Last year, I spoke of the Middle East and said:

“I desperately hope that when we come to debate the Queen’s Speech next year we will not do so in the context of some kind of catastrophic conflagration that has developed from the situation in the Middle East, because we are perilously close to it”.—[Official Report, 15/5/13; col. 442.]

The word “conflagration” is precisely the one that was used by my noble friend Lord King of Bridgwater. He pointed out that the danger is not just in the Middle East itself. He said that it is from Mumbai to Mali. He is right, but Mumbai and Mali are not just “over there” faraway places: they are here in our own towns and cities, where many people look at what is happening to their friends, families and co-religionists and feel moved to act and react. This is not a question simply of foreign policy; it is increasingly a question of domestic policy. If we do not find ways of paying more attention to how we deal with these matters, we will be facing them in an increasingly serious and dangerous way.

Finally, I turn to Scotland and Northern Ireland. If the First Minister, Mr Salmond, has his way, Scotland will be a separate country and, if he has his way, a part of the EU. If Scotland were to leave the United Kingdom, the possibility of a referendum within the United Kingdom to leave the EU would be much greater, in my view. The border between England and Scotland would become not just an English-Scottish border but an EU border. Furthermore, the border between Northern Ireland and the Republic of Ireland—a border we have increasingly been trying to address through the peace process, to make it more open to people—would become an EU border. Whatever the consequences may be on this side of the water, I have to tell your Lordships of my anxiety about what developments of that kind would do to a fragile peace process on my side of the water within the United Kingdom. These are serious issues as well, so serious that they are not simply matters of the Scots and for the Scots—they affect all of us.

All these issues are related. UKIP is not a United Kingdom issue: look at the results of the elections in the rest of Europe and you will see other parties with similar unpleasant, xenophobic, racist attitudes developing in other parts of the European Union. This blowing apart, this mood that is developing of being against the other and turning in on oneself, is not a local matter, it is not a national matter, it is not even just a European matter, but it is a matter that could take us down the road to serious violence, for which I believe we are ill prepared.

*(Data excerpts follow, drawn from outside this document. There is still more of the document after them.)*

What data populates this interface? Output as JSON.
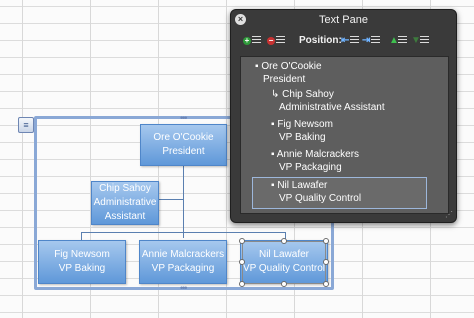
{
  "pane": {
    "title": "Text Pane",
    "position_label": "Position:",
    "close_icon": "close-icon",
    "lines": [
      {
        "bullet": "▪",
        "text": "Ore O'Cookie"
      },
      {
        "bullet": "",
        "text": "President"
      },
      {
        "bullet": "↳",
        "text": "Chip Sahoy"
      },
      {
        "bullet": "",
        "text": "Administrative Assistant"
      },
      {
        "bullet": "▪",
        "text": "Fig Newsom"
      },
      {
        "bullet": "",
        "text": "VP Baking"
      },
      {
        "bullet": "▪",
        "text": "Annie Malcrackers"
      },
      {
        "bullet": "",
        "text": "VP Packaging"
      },
      {
        "bullet": "▪",
        "text": "Nil Lawafer"
      },
      {
        "bullet": "",
        "text": "VP Quality Control"
      }
    ],
    "selected_line_index": 8
  },
  "chart": {
    "president": {
      "name": "Ore O'Cookie",
      "role": "President"
    },
    "assistant": {
      "name": "Chip Sahoy",
      "role_line1": "Administrative",
      "role_line2": "Assistant"
    },
    "vp1": {
      "name": "Fig Newsom",
      "role": "VP Baking"
    },
    "vp2": {
      "name": "Annie Malcrackers",
      "role": "VP Packaging"
    },
    "vp3": {
      "name": "Nil Lawafer",
      "role": "VP Quality Control"
    }
  },
  "colors": {
    "node_top": "#a6c8ee",
    "node_bottom": "#5f98d9",
    "pane_bg": "#3a3a3a",
    "selection": "#9db7db",
    "promote_dot": "#2e9a3a",
    "demote_dot": "#c83232"
  }
}
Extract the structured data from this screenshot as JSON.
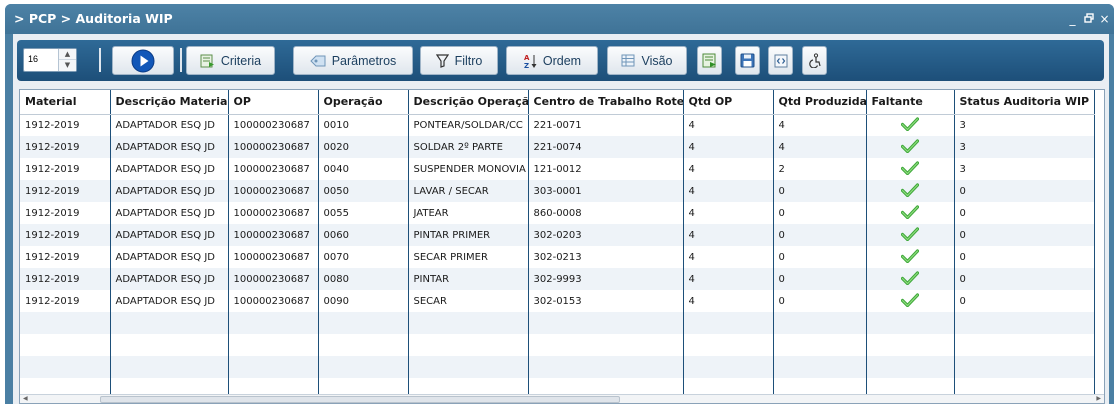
{
  "window": {
    "title": "> PCP > Auditoria WIP",
    "controls": {
      "minimize": "_",
      "restore": "🗗",
      "close": "×"
    }
  },
  "toolbar": {
    "page_size_value": "16",
    "buttons": {
      "criteria": "Criteria",
      "parametros": "Parâmetros",
      "filtro": "Filtro",
      "ordem": "Ordem",
      "visao": "Visão"
    },
    "icons": {
      "run": "play-icon",
      "criteria": "criteria-icon",
      "parametros": "tag-icon",
      "filtro": "filter-icon",
      "ordem": "sort-az-icon",
      "visao": "grid-view-icon",
      "export": "export-excel-icon",
      "save": "save-icon",
      "code": "code-icon",
      "wheelchair": "accessibility-icon"
    }
  },
  "grid": {
    "columns": [
      "Material",
      "Descrição Material",
      "OP",
      "Operação",
      "Descrição Operação",
      "Centro de Trabalho Roteiro",
      "Qtd OP",
      "Qtd Produzida",
      "Faltante",
      "Status Auditoria WIP"
    ],
    "rows": [
      [
        "1912-2019",
        "ADAPTADOR ESQ JD",
        "100000230687",
        "0010",
        "PONTEAR/SOLDAR/CC",
        "221-0071",
        "4",
        "4",
        "check",
        "3"
      ],
      [
        "1912-2019",
        "ADAPTADOR ESQ JD",
        "100000230687",
        "0020",
        "SOLDAR 2º PARTE",
        "221-0074",
        "4",
        "4",
        "check",
        "3"
      ],
      [
        "1912-2019",
        "ADAPTADOR ESQ JD",
        "100000230687",
        "0040",
        "SUSPENDER MONOVIA",
        "121-0012",
        "4",
        "2",
        "check",
        "3"
      ],
      [
        "1912-2019",
        "ADAPTADOR ESQ JD",
        "100000230687",
        "0050",
        "LAVAR / SECAR",
        "303-0001",
        "4",
        "0",
        "check",
        "0"
      ],
      [
        "1912-2019",
        "ADAPTADOR ESQ JD",
        "100000230687",
        "0055",
        "JATEAR",
        "860-0008",
        "4",
        "0",
        "check",
        "0"
      ],
      [
        "1912-2019",
        "ADAPTADOR ESQ JD",
        "100000230687",
        "0060",
        "PINTAR PRIMER",
        "302-0203",
        "4",
        "0",
        "check",
        "0"
      ],
      [
        "1912-2019",
        "ADAPTADOR ESQ JD",
        "100000230687",
        "0070",
        "SECAR PRIMER",
        "302-0213",
        "4",
        "0",
        "check",
        "0"
      ],
      [
        "1912-2019",
        "ADAPTADOR ESQ JD",
        "100000230687",
        "0080",
        "PINTAR",
        "302-9993",
        "4",
        "0",
        "check",
        "0"
      ],
      [
        "1912-2019",
        "ADAPTADOR ESQ JD",
        "100000230687",
        "0090",
        "SECAR",
        "302-0153",
        "4",
        "0",
        "check",
        "0"
      ]
    ],
    "empty_rows": 4
  },
  "colors": {
    "titlebar": "#4a7fa3",
    "toolbar": "#1d4f79",
    "accent_play": "#1565c0",
    "check_green": "#4caf50",
    "row_alt": "#eef3f8"
  }
}
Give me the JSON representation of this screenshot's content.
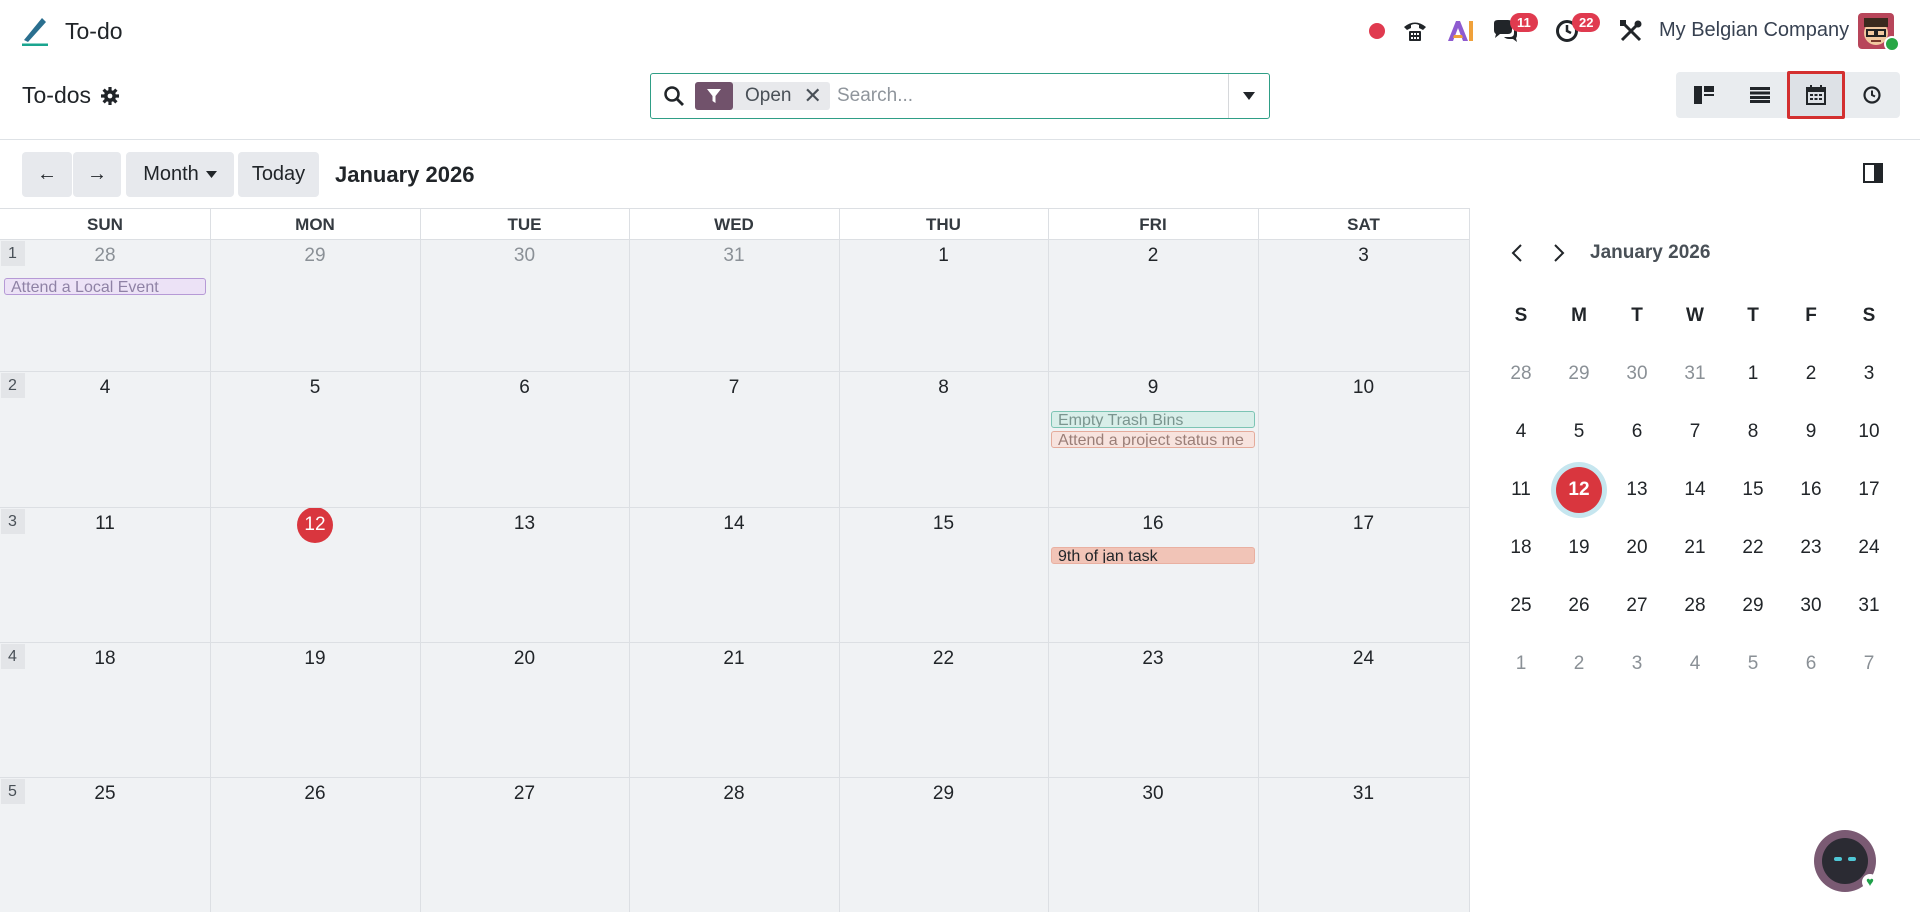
{
  "navbar": {
    "app_name": "To-do",
    "company": "My Belgian Company",
    "messages_badge": "11",
    "activities_badge": "22",
    "icons": [
      "record-dot-icon",
      "phone-icon",
      "ai-icon",
      "chat-icon",
      "clock-icon",
      "tools-icon"
    ]
  },
  "control_panel": {
    "title": "To-dos",
    "facet_label": "Open",
    "facet_remove": "✕",
    "search_placeholder": "Search..."
  },
  "views": [
    "kanban-view-icon",
    "list-view-icon",
    "calendar-view-icon",
    "activity-view-icon"
  ],
  "toolbar": {
    "prev": "←",
    "next": "→",
    "scale_label": "Month",
    "today_label": "Today",
    "period_title": "January 2026"
  },
  "calendar": {
    "day_headers": [
      "SUN",
      "MON",
      "TUE",
      "WED",
      "THU",
      "FRI",
      "SAT"
    ],
    "weeks": [
      {
        "num": "1",
        "days": [
          "28",
          "29",
          "30",
          "31",
          "1",
          "2",
          "3"
        ]
      },
      {
        "num": "2",
        "days": [
          "4",
          "5",
          "6",
          "7",
          "8",
          "9",
          "10"
        ]
      },
      {
        "num": "3",
        "days": [
          "11",
          "12",
          "13",
          "14",
          "15",
          "16",
          "17"
        ]
      },
      {
        "num": "4",
        "days": [
          "18",
          "19",
          "20",
          "21",
          "22",
          "23",
          "24"
        ]
      },
      {
        "num": "5",
        "days": [
          "25",
          "26",
          "27",
          "28",
          "29",
          "30",
          "31"
        ]
      }
    ],
    "today_label": "12",
    "events": {
      "e1": "Attend a Local Event",
      "e2": "Empty Trash Bins",
      "e3": "Attend a project status me",
      "e4": "9th of jan task"
    }
  },
  "mini_calendar": {
    "title": "January 2026",
    "headers": [
      "S",
      "M",
      "T",
      "W",
      "T",
      "F",
      "S"
    ],
    "rows": [
      [
        "28",
        "29",
        "30",
        "31",
        "1",
        "2",
        "3"
      ],
      [
        "4",
        "5",
        "6",
        "7",
        "8",
        "9",
        "10"
      ],
      [
        "11",
        "12",
        "13",
        "14",
        "15",
        "16",
        "17"
      ],
      [
        "18",
        "19",
        "20",
        "21",
        "22",
        "23",
        "24"
      ],
      [
        "25",
        "26",
        "27",
        "28",
        "29",
        "30",
        "31"
      ],
      [
        "1",
        "2",
        "3",
        "4",
        "5",
        "6",
        "7"
      ]
    ]
  },
  "colors": {
    "brand": "#71526b",
    "today": "#d9363e",
    "accent": "#2f9e86"
  }
}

It worries me greatly that with matters of this consequence, our Government decide that we should have a one-day debate with more than 80 speakers to address these issues, which could take us down a road leading we know not where. I hope that my ministerial friend will be able to tell us at the end of today that we will have the kind of time that our Government need to take the advice of your Lordships’ House on matters of this danger and consequence.